Ölüm oruçları içimde vicdanî bir yara olarak durur. Çünkü bir yandan ölüme yatanlara büyük saygı, kendi çaresizliğimden utanç duyarım, öte yandan ister devlet, ister örgüt iktidarı olsun, muktedirlerin insan yaşamına değer vermediklerini, ölümleri kendi hedeflerine giden yolda “fire” saydıklarını, araçsallaştırdıklarını iyi bilirim. Bu yüzden insan yaşamına, canlıya zarar verecek hiçbir eylemi kutsayamam, ölüm oruçlarını teşvik edemem. Murat Sevinç, yaşadığım bu yıpratıcı ikilemi, Diken’deki 5 Mayıs tarihli “Adaletsizliklere karşı yaşamı sahiplenmek” yazısında o kadar mükemmel anlattı ki, fazla söze ihtiyaç yok.

Yaşıma verin, içimdeki acıya, küçücük de olsa bir ışık, bir umut görme ihtiyacıma verin size seslenme cesaretimi: Size yalvarıyorum çocuklar, ölmeyin! Duyarsızlık cinayetine ortak olmamıza izin vermeyin.  Adaletsizliklere, mağduriyetlere karşı kendimizi tüketerek değil, birleşerek, birbirimizden güç alarak, yaşama birlikte sahip çıkarak mücadele edelim. Ölüme göz kırpan kararlılığınız ve cesaretinizle bize güç verin. Birlikte bu karanlığı, çürümeyi, kötücülleşmeyi, vicdan aşınmasını yenelim.

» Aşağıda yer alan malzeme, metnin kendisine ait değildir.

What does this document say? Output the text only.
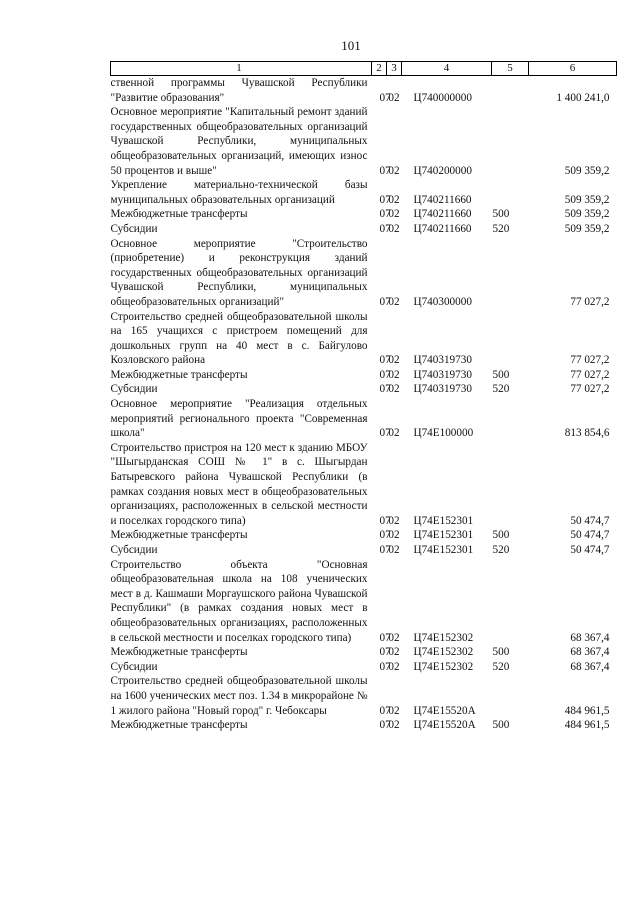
101
1	2	3	4	5	6
ственной программы Чувашской Республики "Развитие образования"	07	02	Ц740000000		1 400 241,0
Основное мероприятие "Капитальный ремонт зданий государственных общеобразовательных организаций Чувашской Республики, муниципальных общеобразовательных организаций, имеющих износ 50 процентов и выше"	07	02	Ц740200000		509 359,2
Укрепление материально-технической базы муниципальных образовательных организаций	07	02	Ц740211660		509 359,2
Межбюджетные трансферты	07	02	Ц740211660	500	509 359,2
Субсидии	07	02	Ц740211660	520	509 359,2
Основное мероприятие "Строительство (приобретение) и реконструкция зданий государственных общеобразовательных организаций Чувашской Республики, муниципальных общеобразовательных организаций"	07	02	Ц740300000		77 027,2
Строительство средней общеобразовательной школы на 165 учащихся с пристроем помещений для дошкольных групп на 40 мест в с. Байгулово Козловского района	07	02	Ц740319730		77 027,2
Межбюджетные трансферты	07	02	Ц740319730	500	77 027,2
Субсидии	07	02	Ц740319730	520	77 027,2
Основное мероприятие "Реализация отдельных мероприятий регионального проекта "Современная школа"	07	02	Ц74Е100000		813 854,6
Строительство пристроя на 120 мест к зданию МБОУ "Шыгырданская СОШ № 1" в с. Шыгырдан Батыревского района Чувашской Республики (в рамках создания новых мест в общеобразовательных организациях, расположенных в сельской местности и поселках городского типа)	07	02	Ц74Е152301		50 474,7
Межбюджетные трансферты	07	02	Ц74Е152301	500	50 474,7
Субсидии	07	02	Ц74Е152301	520	50 474,7
Строительство объекта "Основная общеобразовательная школа на 108 ученических мест в д. Кашмаши Моргаушского района Чувашской Республики" (в рамках создания новых мест в общеобразовательных организациях, расположенных в сельской местности и поселках городского типа)	07	02	Ц74Е152302		68 367,4
Межбюджетные трансферты	07	02	Ц74Е152302	500	68 367,4
Субсидии	07	02	Ц74Е152302	520	68 367,4
Строительство средней общеобразовательной школы на 1600 ученических мест поз. 1.34 в микрорайоне № 1 жилого района "Новый город" г. Чебоксары	07	02	Ц74Е15520А		484 961,5
Межбюджетные трансферты	07	02	Ц74Е15520А	500	484 961,5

Ölümden hayat doğmaz, ölümden umut doğmaz; hele de bu topraklarda hiç! Eyleminiz amacına ulaştı. Yaşatmak için, umutlar filizlendirmek için, bizleri çaresizlikten doğan utancımızla baş başa bırakmamak için, yaşama tutunun ki bizler de size tutunabilelim.